Supplemental Poverty Measure

The SPM tends to be more highly regarded than the OPM because it is more nuanced, but its methodology also has points that should be carefully considered. By setting a threshold based on the cost of not just food, but also other necessities including clothing, shelter, and utilities, it more accurately reflects how much a person needs to meet basic necessities, its most beneficial difference.

Adding the value of benefits received and subtracting expenses in the calculation of whether one is above or below the threshold is less an improvement, per se, and more an alteration of what that assessment tells us: It is no longer simply an estimation of one’s ability to afford certain basic expenses without any help, as the OPM does; it is measuring one’s ability to pay for other items. Including the value of benefits in the poverty threshold only makes sense in assessing one’s ability to meet other needs for which no benefit has yet been provided.

There are also reasons to question the rationale behind the specific adjustments for housing. While those with a mortgage are likely to have the highest housing expenses, they are also likely to have higher income than those who rent, as noted previously, which may make some wonder about the appropriateness of the higher poverty threshold for mortgage-holders.

HHS Guidelines

The HHS poverty guidelines, by not accounting for age of individuals, ignore the reality that people’s costs fluctuate throughout their lifetime, as discussed above.


One difficulty with using consumption or expenses as the basis for assessing material hardship is that average expenditures may be depressed if people generally are not spending what they otherwise would if their income were higher. For example, health care expenditures may be less than what they would be if people had more money to spend on care.
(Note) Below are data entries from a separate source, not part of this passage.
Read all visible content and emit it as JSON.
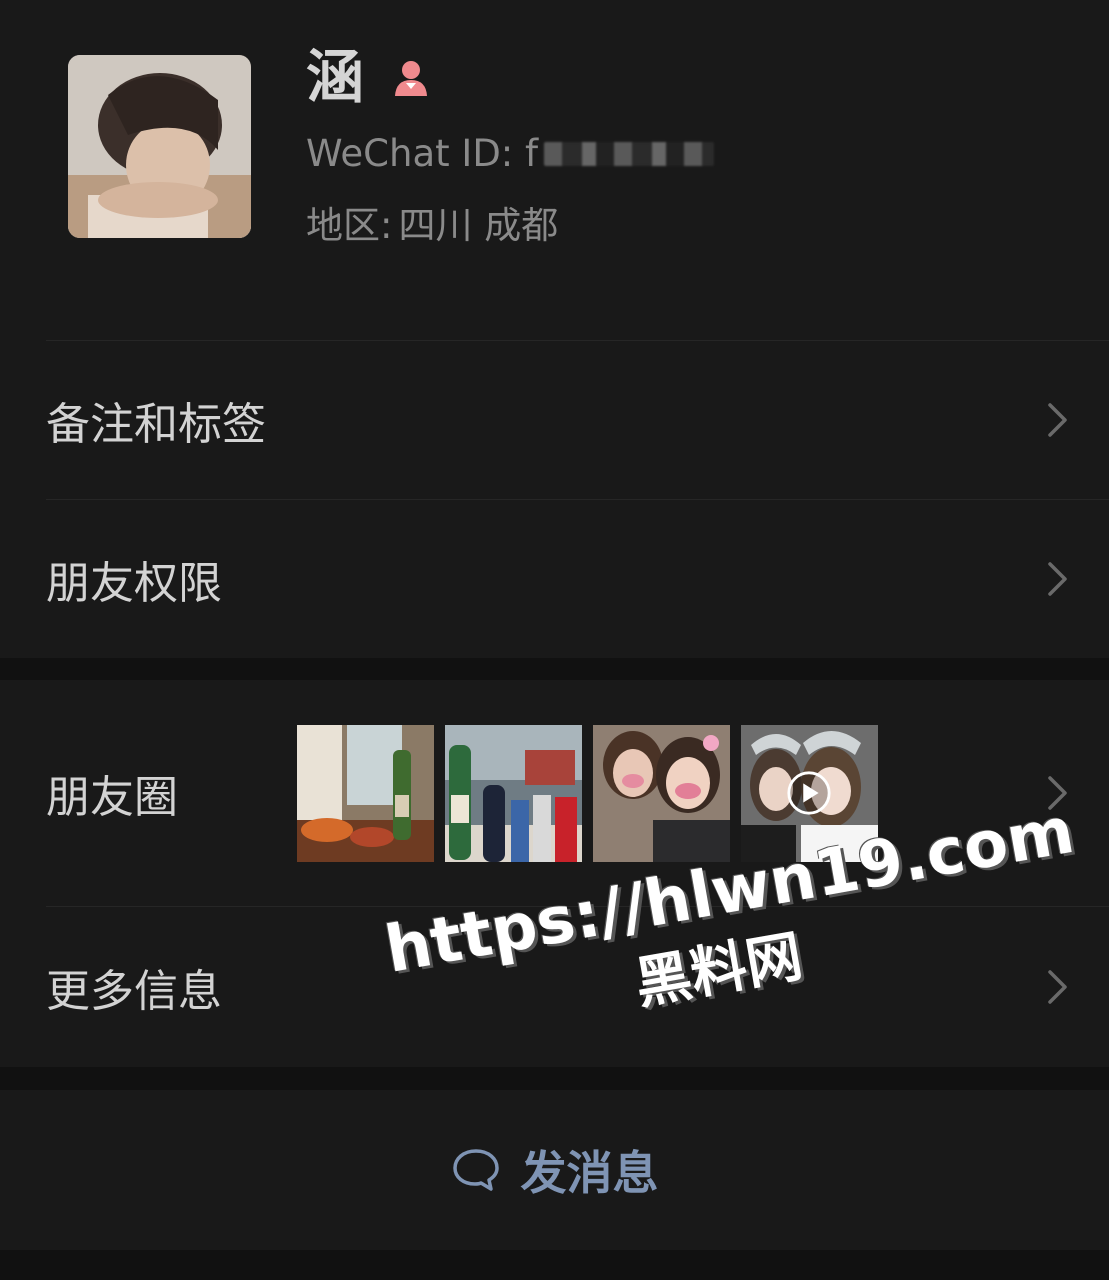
{
  "profile": {
    "name": "涵",
    "gender_icon": "female-icon",
    "wechat_id_label": "WeChat ID: f",
    "region_label": "地区:",
    "region_value": "四川 成都"
  },
  "menu": {
    "remarks_tags": "备注和标签",
    "friend_permissions": "朋友权限",
    "moments": "朋友圈",
    "more_info": "更多信息"
  },
  "moments_thumbnails": [
    {
      "icon": "photo-food-drinks"
    },
    {
      "icon": "photo-bottles-cans"
    },
    {
      "icon": "photo-selfie-filter"
    },
    {
      "icon": "video-selfie-filter"
    }
  ],
  "actions": {
    "send_message": "发消息"
  },
  "watermark": {
    "url": "https://hlwn19.com",
    "site": "黑料网"
  },
  "colors": {
    "background": "#111111",
    "card": "#191919",
    "text_primary": "#d3d3d3",
    "text_secondary": "#8a8a8a",
    "accent_link": "#7f94b4",
    "female_icon": "#f08a8e"
  }
}
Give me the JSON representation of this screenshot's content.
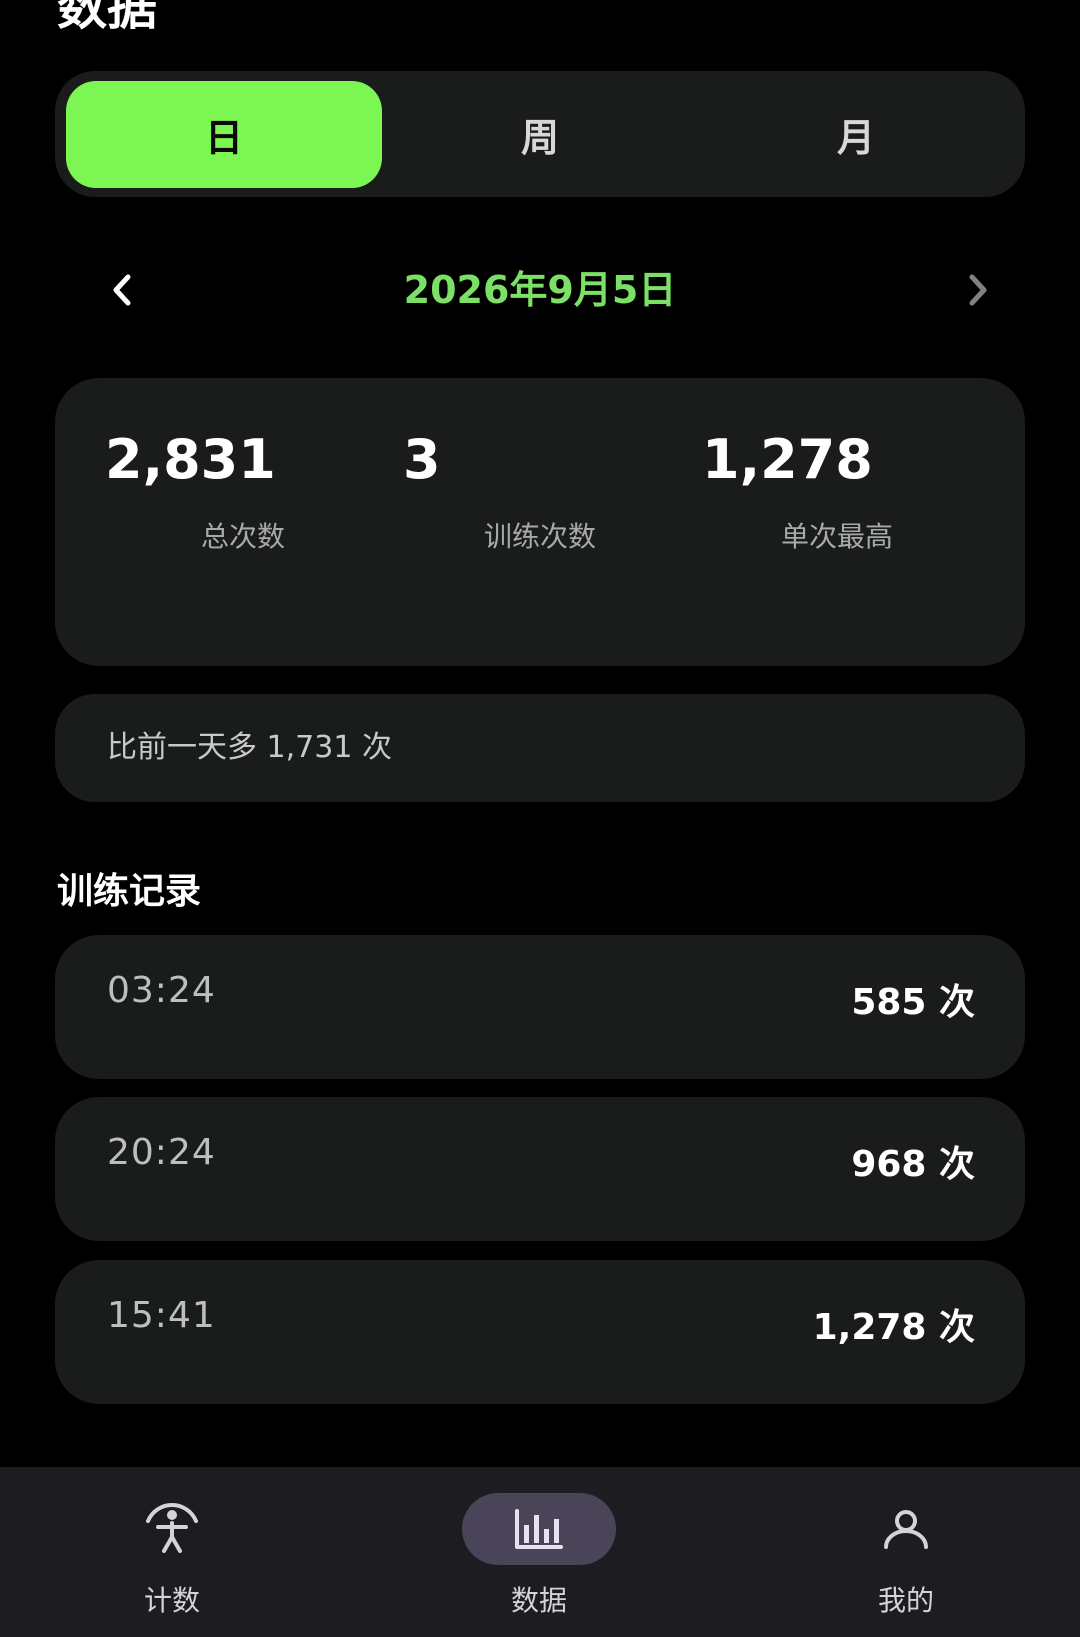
{
  "header": {
    "title": "数据"
  },
  "period_tabs": [
    {
      "label": "日",
      "selected": true
    },
    {
      "label": "周",
      "selected": false
    },
    {
      "label": "月",
      "selected": false
    }
  ],
  "date_nav": {
    "date": "2026年9月5日",
    "prev_icon": "chevron-left-icon",
    "next_icon": "chevron-right-icon"
  },
  "stats": [
    {
      "value": "2,831",
      "label": "总次数"
    },
    {
      "value": "3",
      "label": "训练次数"
    },
    {
      "value": "1,278",
      "label": "单次最高"
    }
  ],
  "comparison": {
    "text": "比前一天多 1,731 次"
  },
  "records_section": {
    "title": "训练记录",
    "items": [
      {
        "time": "03:24",
        "count": "585 次"
      },
      {
        "time": "20:24",
        "count": "968 次"
      },
      {
        "time": "15:41",
        "count": "1,278 次"
      }
    ]
  },
  "bottom_nav": [
    {
      "label": "计数",
      "icon": "exercise-person-icon",
      "active": false
    },
    {
      "label": "数据",
      "icon": "bar-chart-icon",
      "active": true
    },
    {
      "label": "我的",
      "icon": "user-profile-icon",
      "active": false
    }
  ],
  "colors": {
    "accent": "#7cf652",
    "date_text": "#7ce067",
    "background": "#000000",
    "card": "#1a1c1b",
    "nav_bar": "#1d1c21",
    "nav_active_pill": "#4a4458"
  }
}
General Criticisms of All Three Measures


One criticism of each of the government’s poverty measures is its dependence on the CPI-U for annual inflation adjustments. Experts have noted that the CPI-U overstates the extent of price inflation.[21] Some, including American Action Forum President Doug Holtz-Eakin, have argued that using chained CPI provides a more accurate reflection of inflation because it accounts for product substitution, which is even more likely to be employed by lower-income individuals.

Equivalence Scales

After establishing a poverty threshold for a certain size family unit, equivalence scales are used to convert that threshold for families of other sizes. These scales must account for the fact that families share resources—not everyone needs their own kitchen or bathroom—and thus have diminishing marginal costs with each additional family member, so the threshold for a family of four is not simply four times that of an individual. But exactly what the conversion scale should be is debatable, and its weight will impact the growth of the thresholds between household sizes and those of various compositions.[22]
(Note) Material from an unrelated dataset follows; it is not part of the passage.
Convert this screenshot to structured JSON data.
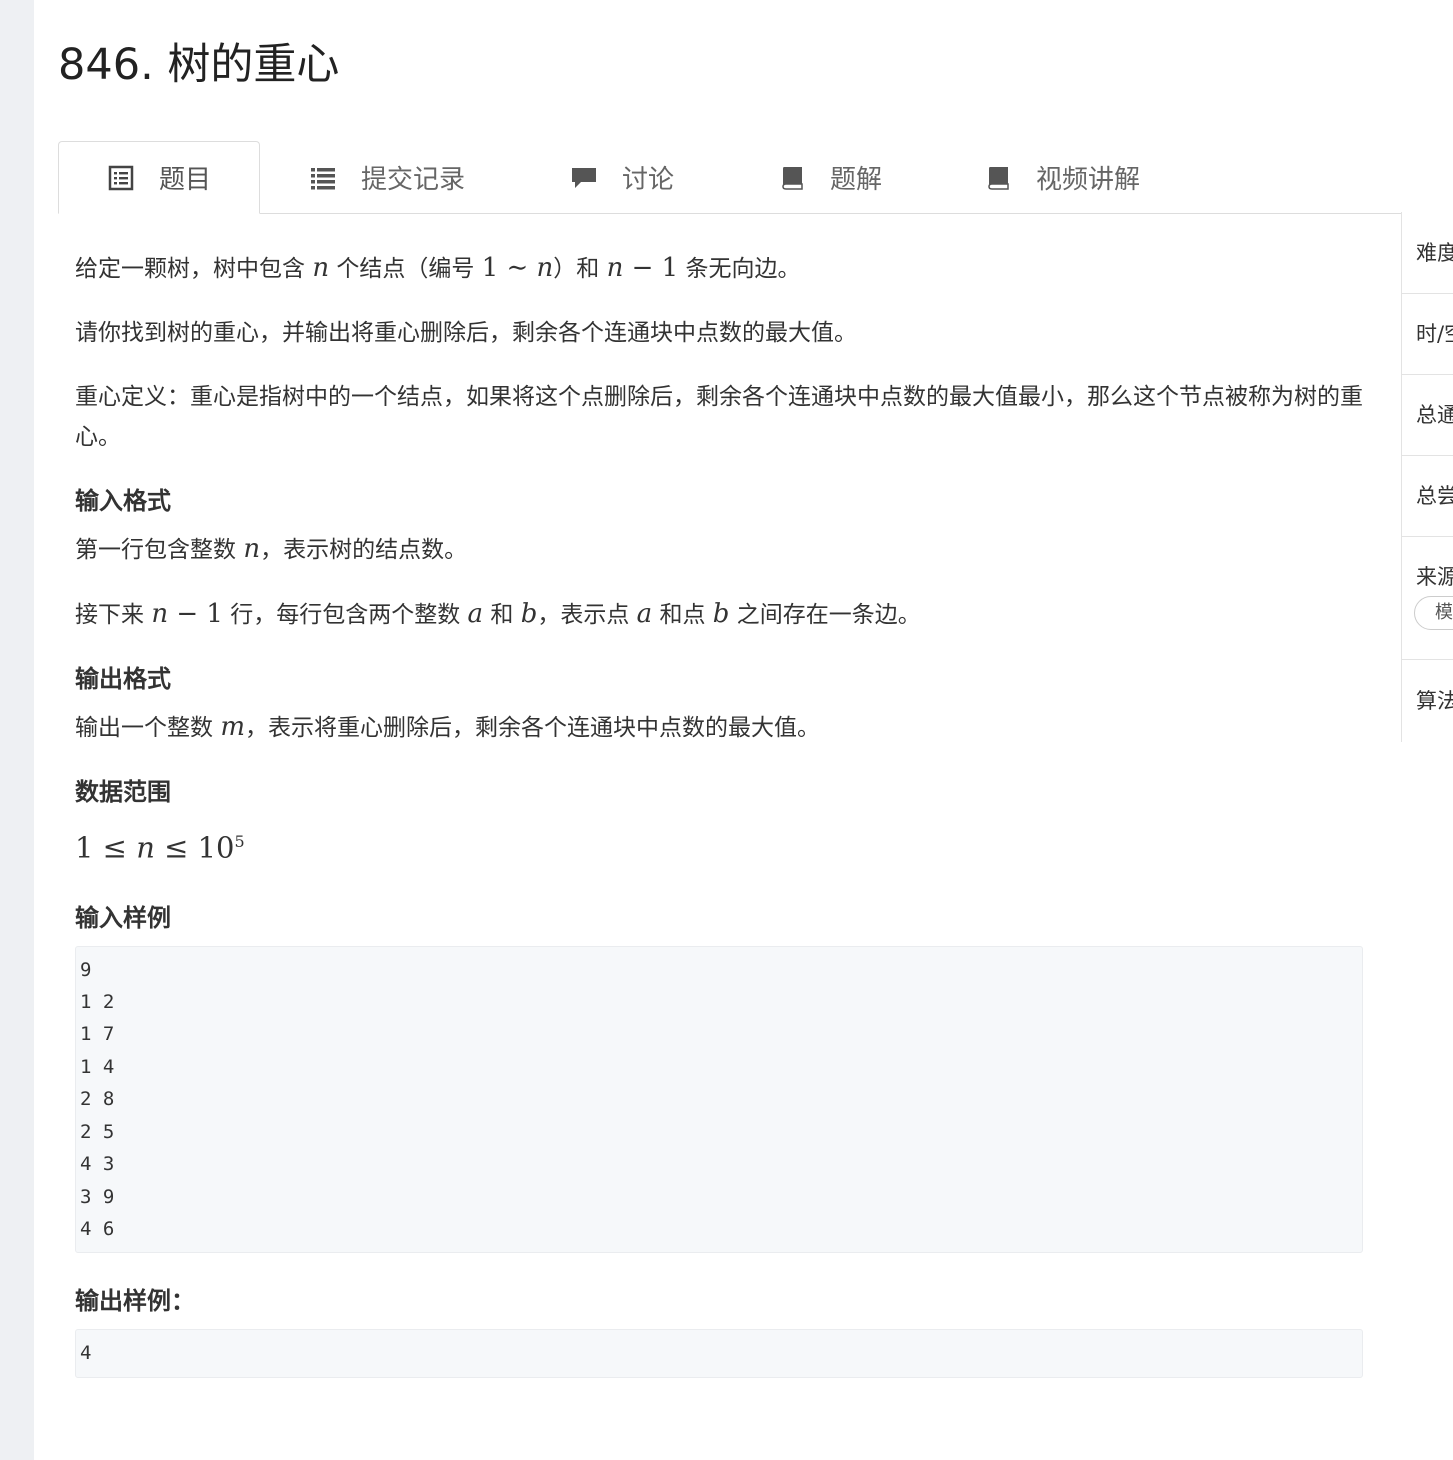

Further, because different poverty measures, as well as assistance programs, use different equivalence scales for setting thresholds or determining eligibility, there is an inconsistency in whether a family is considered impoverished and whether they are eligible for assistance from one program or another, as is well explained in this paper from the Brookings Institution.


Another potential shortcoming of each of these measures is the lack of consideration of a person’s assets. On the one hand, it may be hard to justify use of taxpayer dollars to provide assistance to people who theoretically have the resources to provide what they need. That said, many assets are not easily made liquid. Further, requiring people to sell assets or otherwise bring down their net worth can have other implications that policymakers may want to consider: Asset accumulation is key to building generational wealth and the ability to provide for future needs.

It should also be noted that while assets are not considered in poverty data, some assistance programs do require asset consideration in determining eligibility for benefits.